Defectos de Cartílago de la Articulación de Rodilla: Reemplazo de Defecto Pequeño de Cartílago

Este video quirúrgico demuestra el procedimiento de transplante osteocondral autólogo (OATS) para el tratamiento de un defecto pequeño de cartílago de la rodilla.

Ver transcripción

Defectos de Cartílago de la Articulación de Rodilla: Reemplazo de Defecto Pequeño de Cartílago

Este vídeo de cirugía cadavérica muestra un trasplante de autoinjerto osteocondral, o procedimiento OATS, utilizado para tratar un pequeño defecto de cartílago en la rodilla. En este procedimiento, se transfiere un fragmento de cartílago de una zona sana de la rodilla del paciente que no soporta peso a la zona del defecto cartilaginoso. Aquí, vemos una rodilla derecha con el lado interno de la rodilla en el lado derecho de la pantalla.

El cirujano ya ha realizado incisiones a lo largo de la parte anterior y externa de la rodilla.

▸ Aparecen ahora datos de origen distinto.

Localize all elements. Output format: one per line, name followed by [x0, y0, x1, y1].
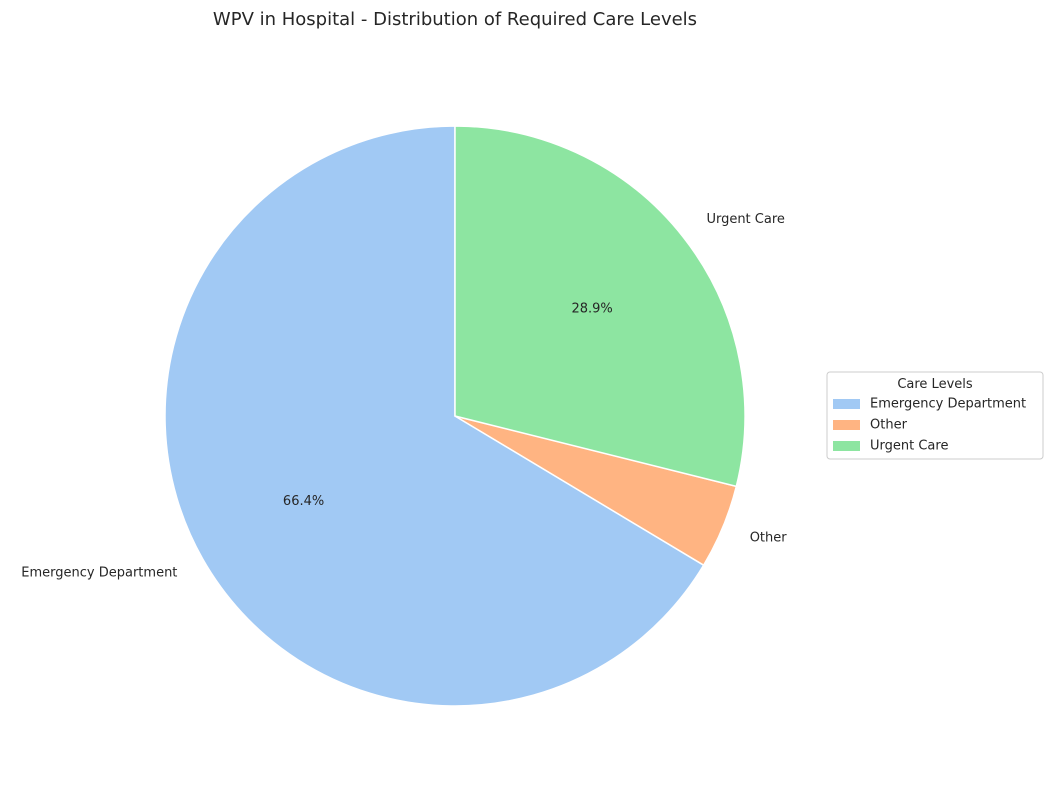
legend-label-urgent-care: Urgent Care	[870, 439, 948, 454]
chart-title: WPV in Hospital - Distribution of Requir…	[213, 9, 697, 30]
slice-label-other: Other	[750, 531, 788, 546]
pie-slices	[164, 125, 746, 707]
legend-label-other: Other	[870, 418, 908, 433]
legend-swatch-urgent-care	[833, 441, 860, 451]
legend-swatch-other	[833, 420, 860, 430]
slice-label-urgent-care: Urgent Care	[706, 212, 784, 227]
legend-label-emergency-department: Emergency Department	[870, 397, 1026, 412]
pie-slice-urgent-care	[454, 125, 746, 488]
legend-title: Care Levels	[897, 377, 973, 392]
pie-slice-emergency-department	[164, 125, 705, 707]
slice-pct-urgent-care: 28.9%	[571, 301, 612, 316]
legend-frame	[826, 371, 1044, 460]
slice-label-emergency-department: Emergency Department	[21, 566, 177, 581]
legend: Care Levels Emergency Department Other Urg…	[826, 371, 1044, 460]
slice-labels: Emergency Department 66.4% Other Urgent Car…	[21, 212, 787, 580]
slice-pct-emergency-department: 66.4%	[283, 494, 324, 509]
legend-swatch-emergency-department	[833, 399, 860, 409]
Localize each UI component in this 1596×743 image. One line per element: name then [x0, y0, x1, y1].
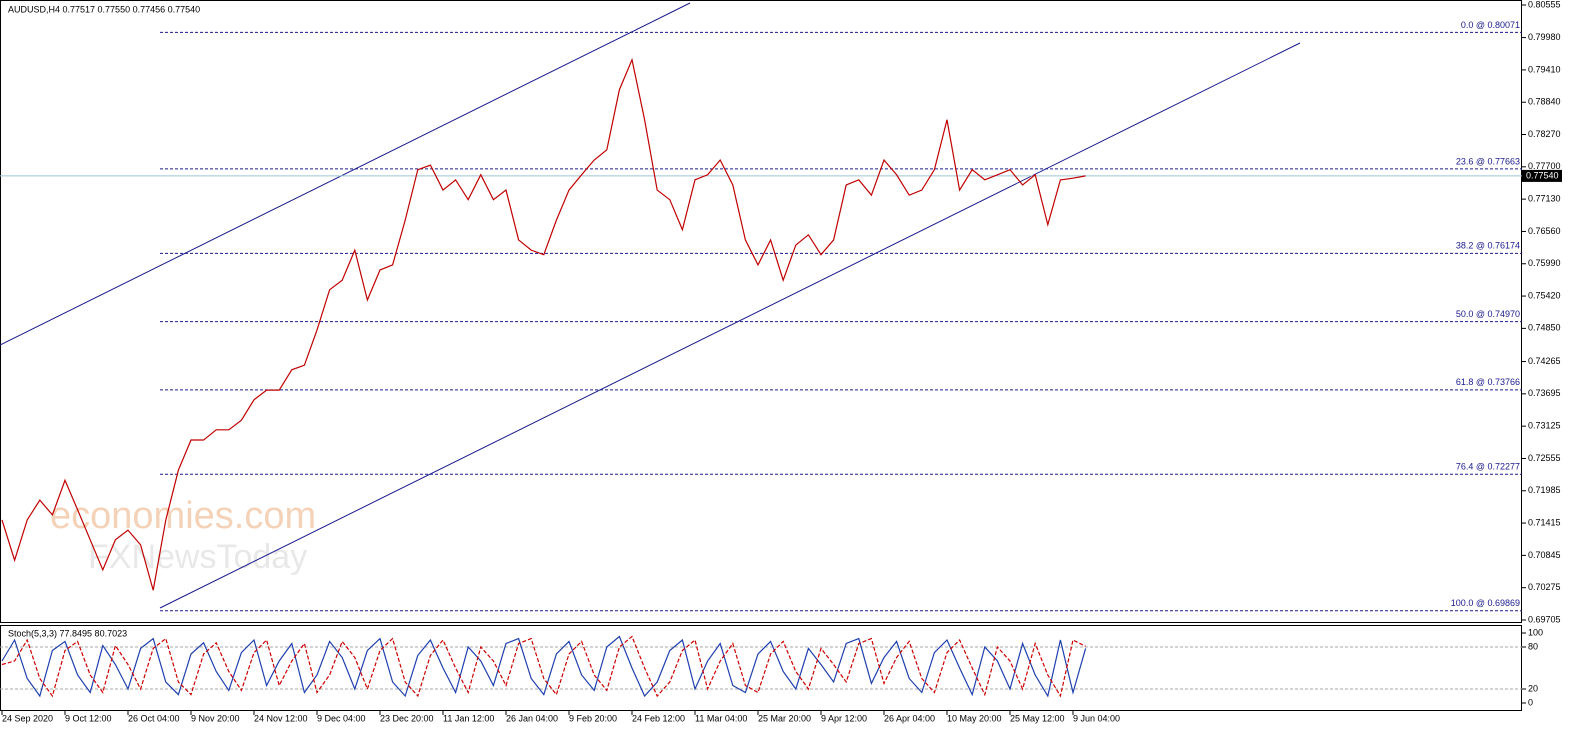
y-tick-label: 80	[1528, 641, 1538, 651]
y-tick-label: 0.77700	[1528, 161, 1561, 171]
y-tick-label: 0.79980	[1528, 32, 1561, 42]
fib-label: 61.8 @ 0.73766	[1456, 377, 1520, 387]
x-tick-label: 9 Jun 04:00	[1073, 713, 1120, 723]
fib-label: 50.0 @ 0.74970	[1456, 309, 1520, 319]
y-tick-label: 0.74850	[1528, 323, 1561, 333]
y-tick-label: 0.79410	[1528, 64, 1561, 74]
y-tick-label: 20	[1528, 683, 1538, 693]
current-price-label: 0.77540	[1526, 170, 1559, 180]
x-tick-label: 9 Oct 12:00	[65, 713, 112, 723]
x-tick-label: 25 May 12:00	[1010, 713, 1065, 723]
x-tick-label: 10 May 20:00	[947, 713, 1002, 723]
x-tick-label: 11 Mar 04:00	[695, 713, 747, 723]
y-tick-label: 0.70275	[1528, 582, 1561, 592]
stoch-line	[1, 635, 1087, 698]
x-tick-label: 26 Jan 04:00	[506, 713, 558, 723]
fib-label: 76.4 @ 0.72277	[1456, 462, 1520, 472]
x-tick-label: 25 Mar 20:00	[758, 713, 811, 723]
x-tick-label: 9 Feb 20:00	[569, 713, 617, 723]
y-tick-label: 0.71415	[1528, 517, 1561, 527]
y-tick-label: 0.76560	[1528, 226, 1561, 236]
y-tick-label: 0.78270	[1528, 129, 1561, 139]
fib-label: 0.0 @ 0.80071	[1461, 20, 1520, 30]
stoch-title: Stoch(5,3,3) 77.8495 80.7023	[8, 628, 127, 638]
x-tick-label: 9 Dec 04:00	[317, 713, 366, 723]
stoch-pane	[0, 625, 1522, 711]
channel-line	[0, 2, 691, 346]
y-tick-label: 0.75990	[1528, 258, 1561, 268]
y-tick-label: 0.70845	[1528, 550, 1561, 560]
y-tick-label: 0.80555	[1528, 0, 1561, 9]
watermark: economies.com	[50, 495, 316, 537]
channel-line	[159, 42, 1301, 609]
x-tick-label: 9 Apr 12:00	[821, 713, 867, 723]
x-tick-label: 26 Apr 04:00	[884, 713, 935, 723]
x-tick-label: 24 Nov 12:00	[254, 713, 308, 723]
x-tick-label: 23 Dec 20:00	[380, 713, 434, 723]
y-tick-label: 0.69705	[1528, 614, 1561, 624]
y-tick-label: 0.75420	[1528, 290, 1561, 300]
fib-label: 100.0 @ 0.69869	[1451, 598, 1520, 608]
y-tick-label: 0.73125	[1528, 421, 1561, 431]
chart-title: AUDUSD,H4 0.77517 0.77550 0.77456 0.7754…	[8, 4, 200, 14]
y-tick-label: 0.77130	[1528, 194, 1561, 204]
y-tick-label: 100	[1528, 627, 1543, 637]
stoch-line	[1, 635, 1086, 698]
fib-label: 38.2 @ 0.76174	[1456, 241, 1520, 251]
price-line	[1, 57, 1086, 591]
watermark: FXNewsToday	[88, 538, 307, 576]
y-tick-label: 0.73695	[1528, 388, 1561, 398]
y-tick-label: 0.78840	[1528, 97, 1561, 107]
price-pane	[0, 0, 1522, 623]
x-tick-label: 24 Sep 2020	[2, 713, 53, 723]
current-price-box	[1522, 169, 1562, 182]
x-tick-label: 11 Jan 12:00	[443, 713, 494, 723]
fib-label: 23.6 @ 0.77663	[1456, 156, 1520, 166]
x-tick-label: 24 Feb 12:00	[632, 713, 685, 723]
y-tick-label: 0.74265	[1528, 356, 1561, 366]
y-tick-label: 0.72555	[1528, 453, 1561, 463]
y-tick-label: 0	[1528, 697, 1533, 707]
y-tick-label: 0.71985	[1528, 485, 1561, 495]
x-tick-label: 9 Nov 20:00	[191, 713, 240, 723]
x-tick-label: 26 Oct 04:00	[128, 713, 180, 723]
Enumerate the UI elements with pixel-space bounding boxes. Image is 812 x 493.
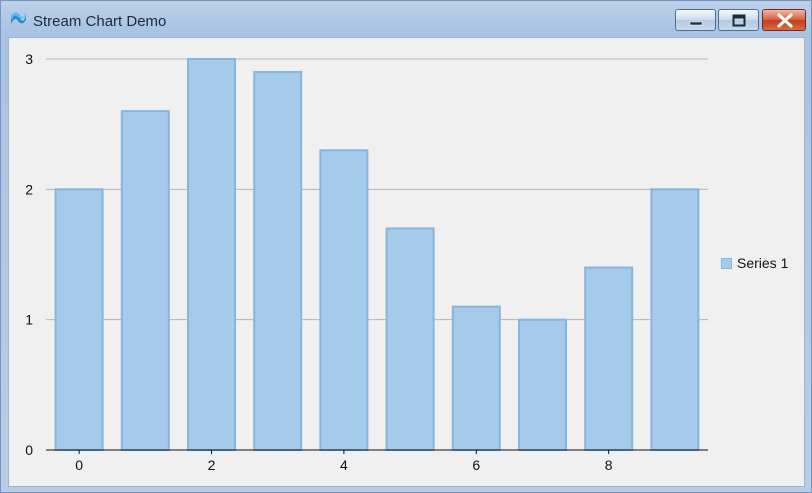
y-tick-label: 0 [25, 442, 33, 458]
x-tick-label: 6 [472, 457, 480, 473]
bar [385, 227, 435, 451]
bar [187, 58, 236, 451]
maximize-icon [732, 14, 746, 27]
window-title: Stream Chart Demo [33, 13, 167, 30]
y-tick-label: 2 [25, 181, 33, 197]
minimize-button[interactable] [675, 9, 716, 31]
x-tick-label: 8 [605, 457, 613, 473]
bar [54, 188, 104, 451]
x-tick-label: 2 [208, 457, 216, 473]
bar [319, 149, 369, 451]
app-logo-icon [11, 12, 26, 24]
y-tick-label: 3 [25, 51, 33, 67]
minimize-icon [689, 21, 703, 26]
x-tick-label: 0 [75, 457, 83, 473]
x-tick-label: 4 [340, 457, 348, 473]
bar [650, 188, 700, 451]
bar [120, 110, 170, 451]
close-icon [777, 13, 793, 28]
maximize-button[interactable] [718, 9, 759, 31]
bar [518, 318, 567, 451]
y-tick-label: 1 [25, 312, 33, 328]
title-bar[interactable]: Stream Chart Demo [1, 1, 811, 37]
chart-area: 0 1 2 3 0 2 4 6 8 Series 1 [8, 37, 805, 487]
legend-swatch [721, 257, 732, 269]
bar-chart: 0 1 2 3 0 2 4 6 8 [25, 51, 708, 473]
legend-label: Series 1 [737, 255, 789, 271]
close-button[interactable] [762, 9, 806, 31]
bar [451, 305, 501, 451]
legend: Series 1 [721, 253, 788, 273]
bar [584, 266, 634, 451]
bar [253, 71, 303, 452]
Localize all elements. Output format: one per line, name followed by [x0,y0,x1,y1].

La rodilla se flexiona para exponer las superficies del extremo del fémur, o hueso del muslo. Aquí vemos un pequeño defecto de cartílago en el extremo interno del fémur. El cirujano reparará este defecto con un fragmento de cartílago y hueso, denominado tapón o injerto, que se tomará del otro lado de la rodilla.

El cirujano se desplaza a la parte externa del fémur y utiliza un instrumento de extracción para marcar el lugar donde se extraerá el injerto. El instrumento se golpea en el lugar y se gira para cortar un tapón del resto del hueso. El cirujano vuelve al extremo interno del fémur y utiliza un reamer para cortar limpiamente una sección redonda de cartílago y hueso alrededor del defecto cartilaginoso, creando así un orificio que se ajusta perfectamente al injerto.

El cirujano da forma al extremo del injerto cosechado para conseguir el tamaño correcto. A continuación, alinea el injerto cosechado y gira el instrumento para insertarlo en el orificio donde se extrajo el defecto. El cirujano vuelve a la parte externa de la rodilla para insertar un injerto tomado de un cadáver y rellenar el espacio donde se extirparon el cartílago y el hueso, colocándolo y golpeándolo suavemente para rellenar el hueco.

El cirujano utilizará suturas para cerrar las incisiones de la piel, y el procedimiento habrá concluido.